Именно о новых одеждах думал Гудо, когда поднялся со своей банки. Он был так поглощен этим вопросом, что не сразу услышал окрики моряков. А когда услышал, то не понял предупредительные голоса. «Господин в синих одеждах» лишь краем ока заметил размахнувшийся кнут оторвавшегося от борта каната и огромное полотнище паруса, что, как рука палача, направляла удар в его сторону. Уклоняясь от удара, Гудо спиной склонился над бортом. Но низкий борт и не мог стать опорой. Несколько раз взмахнув руками, Гудо опрокинулся в воду.
Обрыв или плохой узел частенько заставлял жесткие канаты извиваться змеями. К этому моряки и их капитаны относились по-разному. Но чаще со смехом, так как канат справедливо наказывал нерадивого моряка, не осмотревшего его или сплоховавшего при креплении. Бывало такое, что от удара или испуга моряк падал на палубу, а то и под веселый крик и хохот за борт. А если упавший при этом еще смешно размахивает руками и испуганно кричит, то веселья только прибавляется.
Смеялись и на этом суденышке. Особенно над выражением наивного удивления и даже, возможно, испуга, что успело мелькнуть на выбритом и от того еще более выразительном лице огромного мужчины. Эти детские движения мускул лица никак нельзя было ранее даже предположить на суровом до дикости обличии человека, о котором всем было известно как о безжалостном палаче.

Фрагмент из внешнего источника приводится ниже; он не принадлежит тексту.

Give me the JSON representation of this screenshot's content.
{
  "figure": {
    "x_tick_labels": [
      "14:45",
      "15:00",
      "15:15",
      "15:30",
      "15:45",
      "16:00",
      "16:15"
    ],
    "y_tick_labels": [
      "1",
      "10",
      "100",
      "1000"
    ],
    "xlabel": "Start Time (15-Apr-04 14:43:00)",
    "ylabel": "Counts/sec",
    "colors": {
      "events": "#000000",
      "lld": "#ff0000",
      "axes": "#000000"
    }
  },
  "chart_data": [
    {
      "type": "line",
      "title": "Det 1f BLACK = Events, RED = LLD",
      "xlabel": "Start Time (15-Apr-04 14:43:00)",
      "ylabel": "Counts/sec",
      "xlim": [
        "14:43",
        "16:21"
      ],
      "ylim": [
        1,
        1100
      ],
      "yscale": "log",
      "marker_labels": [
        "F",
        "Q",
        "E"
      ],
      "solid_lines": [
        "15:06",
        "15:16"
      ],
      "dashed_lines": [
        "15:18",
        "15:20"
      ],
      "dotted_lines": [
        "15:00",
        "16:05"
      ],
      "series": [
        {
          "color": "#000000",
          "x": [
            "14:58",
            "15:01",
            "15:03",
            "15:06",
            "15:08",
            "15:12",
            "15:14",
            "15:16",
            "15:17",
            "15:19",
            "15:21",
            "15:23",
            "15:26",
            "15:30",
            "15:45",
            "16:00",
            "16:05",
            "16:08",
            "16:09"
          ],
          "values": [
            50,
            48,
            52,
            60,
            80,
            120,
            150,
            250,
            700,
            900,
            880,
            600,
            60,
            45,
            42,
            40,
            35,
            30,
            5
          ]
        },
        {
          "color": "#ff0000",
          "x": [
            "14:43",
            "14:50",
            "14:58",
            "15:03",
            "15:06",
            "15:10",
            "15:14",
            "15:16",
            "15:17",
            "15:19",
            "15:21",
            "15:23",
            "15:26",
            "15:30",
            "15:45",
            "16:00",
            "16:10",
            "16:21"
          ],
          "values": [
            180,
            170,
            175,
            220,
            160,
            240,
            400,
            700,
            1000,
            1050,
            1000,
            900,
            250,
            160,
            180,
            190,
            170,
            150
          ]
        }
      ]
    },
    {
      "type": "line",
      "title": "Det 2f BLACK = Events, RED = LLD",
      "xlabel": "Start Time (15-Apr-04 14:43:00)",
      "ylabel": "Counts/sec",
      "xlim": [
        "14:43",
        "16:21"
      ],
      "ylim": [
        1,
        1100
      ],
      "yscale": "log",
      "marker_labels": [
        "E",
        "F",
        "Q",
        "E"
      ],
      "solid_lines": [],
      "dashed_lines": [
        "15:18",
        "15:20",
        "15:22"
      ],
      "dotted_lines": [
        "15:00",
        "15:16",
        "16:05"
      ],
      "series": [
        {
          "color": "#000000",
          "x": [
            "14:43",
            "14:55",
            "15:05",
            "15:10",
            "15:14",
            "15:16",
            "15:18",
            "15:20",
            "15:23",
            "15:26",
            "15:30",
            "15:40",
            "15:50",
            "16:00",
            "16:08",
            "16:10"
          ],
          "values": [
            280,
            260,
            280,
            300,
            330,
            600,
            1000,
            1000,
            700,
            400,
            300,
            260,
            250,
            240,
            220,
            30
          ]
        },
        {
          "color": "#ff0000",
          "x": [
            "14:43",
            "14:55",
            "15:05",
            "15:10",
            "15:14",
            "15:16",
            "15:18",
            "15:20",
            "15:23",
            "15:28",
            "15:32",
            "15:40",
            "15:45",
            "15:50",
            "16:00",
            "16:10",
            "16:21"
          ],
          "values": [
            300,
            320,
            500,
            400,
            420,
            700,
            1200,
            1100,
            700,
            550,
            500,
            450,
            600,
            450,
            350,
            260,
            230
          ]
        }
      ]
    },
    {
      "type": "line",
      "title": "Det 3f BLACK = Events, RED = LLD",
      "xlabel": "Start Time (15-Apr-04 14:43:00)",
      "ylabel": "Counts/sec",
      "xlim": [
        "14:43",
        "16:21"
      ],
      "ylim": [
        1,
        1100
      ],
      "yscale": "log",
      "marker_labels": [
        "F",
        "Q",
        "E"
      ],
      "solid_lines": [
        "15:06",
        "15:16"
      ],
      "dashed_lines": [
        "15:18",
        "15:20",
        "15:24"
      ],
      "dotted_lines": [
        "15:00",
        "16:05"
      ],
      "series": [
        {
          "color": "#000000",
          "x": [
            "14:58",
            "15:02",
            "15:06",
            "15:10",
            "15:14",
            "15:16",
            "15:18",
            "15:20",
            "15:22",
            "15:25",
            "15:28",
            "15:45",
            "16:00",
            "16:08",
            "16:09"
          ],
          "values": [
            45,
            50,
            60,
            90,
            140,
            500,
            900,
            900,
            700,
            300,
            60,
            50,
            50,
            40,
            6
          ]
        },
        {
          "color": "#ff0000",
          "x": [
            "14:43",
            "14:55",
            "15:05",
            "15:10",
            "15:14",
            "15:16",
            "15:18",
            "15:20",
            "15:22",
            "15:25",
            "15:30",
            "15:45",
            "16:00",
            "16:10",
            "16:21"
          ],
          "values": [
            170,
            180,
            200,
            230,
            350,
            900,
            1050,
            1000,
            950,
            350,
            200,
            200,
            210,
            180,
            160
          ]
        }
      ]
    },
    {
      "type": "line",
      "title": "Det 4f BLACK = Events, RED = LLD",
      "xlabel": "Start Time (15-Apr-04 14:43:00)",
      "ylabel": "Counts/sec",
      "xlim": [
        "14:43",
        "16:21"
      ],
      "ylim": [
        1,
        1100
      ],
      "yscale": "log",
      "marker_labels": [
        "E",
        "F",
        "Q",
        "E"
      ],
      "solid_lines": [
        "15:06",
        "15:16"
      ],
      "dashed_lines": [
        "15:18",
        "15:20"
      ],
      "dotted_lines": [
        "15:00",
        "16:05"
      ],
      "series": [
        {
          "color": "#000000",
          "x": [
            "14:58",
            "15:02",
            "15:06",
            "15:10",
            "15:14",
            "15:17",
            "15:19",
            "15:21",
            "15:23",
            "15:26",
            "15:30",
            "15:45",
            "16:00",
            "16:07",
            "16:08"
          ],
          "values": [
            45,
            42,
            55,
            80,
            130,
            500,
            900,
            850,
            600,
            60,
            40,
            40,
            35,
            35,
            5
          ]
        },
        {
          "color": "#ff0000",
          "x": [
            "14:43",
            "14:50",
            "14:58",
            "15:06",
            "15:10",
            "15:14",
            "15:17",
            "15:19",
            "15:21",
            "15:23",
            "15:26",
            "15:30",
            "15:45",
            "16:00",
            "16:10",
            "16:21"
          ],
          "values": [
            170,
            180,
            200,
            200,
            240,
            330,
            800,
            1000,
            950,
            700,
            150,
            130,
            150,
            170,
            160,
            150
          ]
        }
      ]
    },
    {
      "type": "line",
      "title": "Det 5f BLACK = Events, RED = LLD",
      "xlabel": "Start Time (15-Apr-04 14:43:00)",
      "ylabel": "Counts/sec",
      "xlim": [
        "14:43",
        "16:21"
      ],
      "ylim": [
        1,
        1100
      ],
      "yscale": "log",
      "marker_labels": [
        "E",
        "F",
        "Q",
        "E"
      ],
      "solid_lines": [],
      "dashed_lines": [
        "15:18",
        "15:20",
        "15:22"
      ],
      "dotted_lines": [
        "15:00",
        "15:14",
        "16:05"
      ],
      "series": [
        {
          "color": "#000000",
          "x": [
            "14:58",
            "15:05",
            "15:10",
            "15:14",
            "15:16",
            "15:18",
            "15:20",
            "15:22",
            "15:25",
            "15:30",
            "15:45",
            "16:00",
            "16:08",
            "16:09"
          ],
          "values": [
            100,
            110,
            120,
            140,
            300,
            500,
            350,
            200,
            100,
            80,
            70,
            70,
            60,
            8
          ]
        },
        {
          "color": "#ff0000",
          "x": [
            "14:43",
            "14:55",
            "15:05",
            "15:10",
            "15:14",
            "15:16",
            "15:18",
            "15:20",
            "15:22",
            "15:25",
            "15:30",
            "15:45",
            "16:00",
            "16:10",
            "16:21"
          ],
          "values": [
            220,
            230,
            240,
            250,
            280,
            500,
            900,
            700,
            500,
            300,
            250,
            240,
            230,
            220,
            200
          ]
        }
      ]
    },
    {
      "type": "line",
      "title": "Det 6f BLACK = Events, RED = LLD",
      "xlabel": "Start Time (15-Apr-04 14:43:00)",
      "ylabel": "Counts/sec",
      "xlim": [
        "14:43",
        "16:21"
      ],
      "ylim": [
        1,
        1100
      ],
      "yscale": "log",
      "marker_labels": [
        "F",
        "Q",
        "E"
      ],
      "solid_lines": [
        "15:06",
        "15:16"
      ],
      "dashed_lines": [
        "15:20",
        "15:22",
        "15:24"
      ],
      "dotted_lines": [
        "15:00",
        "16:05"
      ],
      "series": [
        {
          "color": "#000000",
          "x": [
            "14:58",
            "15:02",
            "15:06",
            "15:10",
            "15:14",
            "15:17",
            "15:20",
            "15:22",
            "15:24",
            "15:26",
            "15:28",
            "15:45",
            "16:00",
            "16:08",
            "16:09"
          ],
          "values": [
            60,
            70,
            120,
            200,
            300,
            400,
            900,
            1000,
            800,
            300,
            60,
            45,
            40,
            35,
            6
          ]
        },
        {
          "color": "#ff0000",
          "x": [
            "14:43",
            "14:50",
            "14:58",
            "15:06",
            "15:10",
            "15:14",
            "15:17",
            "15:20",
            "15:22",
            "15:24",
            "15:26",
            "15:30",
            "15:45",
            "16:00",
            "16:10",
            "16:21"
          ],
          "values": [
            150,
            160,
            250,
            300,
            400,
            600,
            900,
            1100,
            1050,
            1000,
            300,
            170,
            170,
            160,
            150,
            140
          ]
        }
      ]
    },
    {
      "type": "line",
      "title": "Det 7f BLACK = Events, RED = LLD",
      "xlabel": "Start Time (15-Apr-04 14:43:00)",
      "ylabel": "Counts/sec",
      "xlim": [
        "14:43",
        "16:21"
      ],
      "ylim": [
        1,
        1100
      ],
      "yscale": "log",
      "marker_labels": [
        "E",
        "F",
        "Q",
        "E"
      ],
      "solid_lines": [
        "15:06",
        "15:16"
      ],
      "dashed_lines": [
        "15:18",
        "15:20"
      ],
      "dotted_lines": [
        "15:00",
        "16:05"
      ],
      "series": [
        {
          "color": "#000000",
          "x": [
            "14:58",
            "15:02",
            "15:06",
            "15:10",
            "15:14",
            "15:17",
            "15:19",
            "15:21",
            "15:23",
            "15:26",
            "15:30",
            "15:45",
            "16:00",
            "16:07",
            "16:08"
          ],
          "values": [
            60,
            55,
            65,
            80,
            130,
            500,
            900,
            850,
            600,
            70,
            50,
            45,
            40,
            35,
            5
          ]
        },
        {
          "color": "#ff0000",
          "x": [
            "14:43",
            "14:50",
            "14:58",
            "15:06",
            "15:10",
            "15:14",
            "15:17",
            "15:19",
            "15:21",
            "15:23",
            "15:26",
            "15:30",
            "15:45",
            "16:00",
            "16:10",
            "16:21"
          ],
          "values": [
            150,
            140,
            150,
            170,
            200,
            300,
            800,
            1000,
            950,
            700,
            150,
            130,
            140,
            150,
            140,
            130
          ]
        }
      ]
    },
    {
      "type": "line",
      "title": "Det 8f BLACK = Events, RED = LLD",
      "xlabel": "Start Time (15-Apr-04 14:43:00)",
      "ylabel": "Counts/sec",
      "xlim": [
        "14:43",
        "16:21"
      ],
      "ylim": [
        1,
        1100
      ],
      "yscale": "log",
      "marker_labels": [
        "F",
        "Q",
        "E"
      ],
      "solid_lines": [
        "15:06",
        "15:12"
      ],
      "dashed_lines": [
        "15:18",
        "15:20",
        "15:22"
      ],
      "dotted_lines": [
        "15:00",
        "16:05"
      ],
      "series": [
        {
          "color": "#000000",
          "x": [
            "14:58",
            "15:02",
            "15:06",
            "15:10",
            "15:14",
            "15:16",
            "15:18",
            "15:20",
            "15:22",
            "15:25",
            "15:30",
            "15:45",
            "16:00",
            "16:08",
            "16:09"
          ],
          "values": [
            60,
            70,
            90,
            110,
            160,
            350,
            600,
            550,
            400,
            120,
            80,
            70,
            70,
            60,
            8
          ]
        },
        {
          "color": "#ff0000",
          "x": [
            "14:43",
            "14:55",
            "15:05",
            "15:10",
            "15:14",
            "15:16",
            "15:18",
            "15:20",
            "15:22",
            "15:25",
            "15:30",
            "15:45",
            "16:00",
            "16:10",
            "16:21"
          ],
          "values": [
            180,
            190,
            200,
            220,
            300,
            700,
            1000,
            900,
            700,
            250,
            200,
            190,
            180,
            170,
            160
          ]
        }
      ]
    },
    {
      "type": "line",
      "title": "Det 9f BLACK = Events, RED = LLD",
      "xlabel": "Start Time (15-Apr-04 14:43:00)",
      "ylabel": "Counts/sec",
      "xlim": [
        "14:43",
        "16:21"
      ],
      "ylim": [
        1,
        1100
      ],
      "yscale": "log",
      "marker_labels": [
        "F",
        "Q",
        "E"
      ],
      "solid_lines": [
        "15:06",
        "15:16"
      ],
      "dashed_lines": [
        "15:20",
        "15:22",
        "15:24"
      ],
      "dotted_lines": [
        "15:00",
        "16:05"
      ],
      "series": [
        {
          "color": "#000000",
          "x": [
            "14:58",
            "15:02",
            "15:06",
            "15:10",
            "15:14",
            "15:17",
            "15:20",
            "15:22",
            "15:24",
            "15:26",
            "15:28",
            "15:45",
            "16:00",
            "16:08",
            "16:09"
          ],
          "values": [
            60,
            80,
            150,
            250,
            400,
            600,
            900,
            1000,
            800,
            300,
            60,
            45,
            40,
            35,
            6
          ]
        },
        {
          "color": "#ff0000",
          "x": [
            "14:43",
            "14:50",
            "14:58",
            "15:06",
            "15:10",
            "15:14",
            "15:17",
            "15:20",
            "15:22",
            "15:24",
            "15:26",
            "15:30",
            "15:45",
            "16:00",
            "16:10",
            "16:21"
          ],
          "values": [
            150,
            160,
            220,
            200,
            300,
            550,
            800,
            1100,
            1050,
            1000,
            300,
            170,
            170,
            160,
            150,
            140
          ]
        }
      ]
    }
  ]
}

И тут общее веселие было прервано громким криком Франческо:
– Да он же тонет!
Люди, родившиеся на побережье и всю сознательную жизнь проведшие на воде, переглянулись.
– Чего же молчит? – несколько поостыл Весельчак.
– Видно воды уже глотнул, – предположил Ральф и стал поспешно стягивать с себя тунику.
– Канат, канат! Бросайте конец! – закричали и заметались моряки.
Тут же, лишь сбросив с ног пулены, в бурлящее осеннее море бросился Франческо. Упругие волны встретили генуэзца тысячами леденящих тело иголок. Тело съежилось, сокращая мускулы и связки. Но привыкший к воде с младенчества Франческо тут же заставил руки и ноги подгребать под себя воду и быстро всплыл.
Приподняв голову над водой, молодой генуэзец огляделся. Справа от него, в десяти шагах, огромные руки «господина в синих одеждах» хватались за воздух. Голова же его находилась под водой, как у всякого кто понятия не имеет о том, как заставить тело всплыть. Несколькими сильными гребками рук и ног Франческо доплыл до утопающего и, легко перевернув его к себе спиной, обхватил туловище левой рукой. Казалось, так можно продержать и себя и утопающего достаточно долго, но генуэзец с ужасом почувствовал, как сильные руки Гудо железными кольцами обхватили его плечи, лишая возможности движения.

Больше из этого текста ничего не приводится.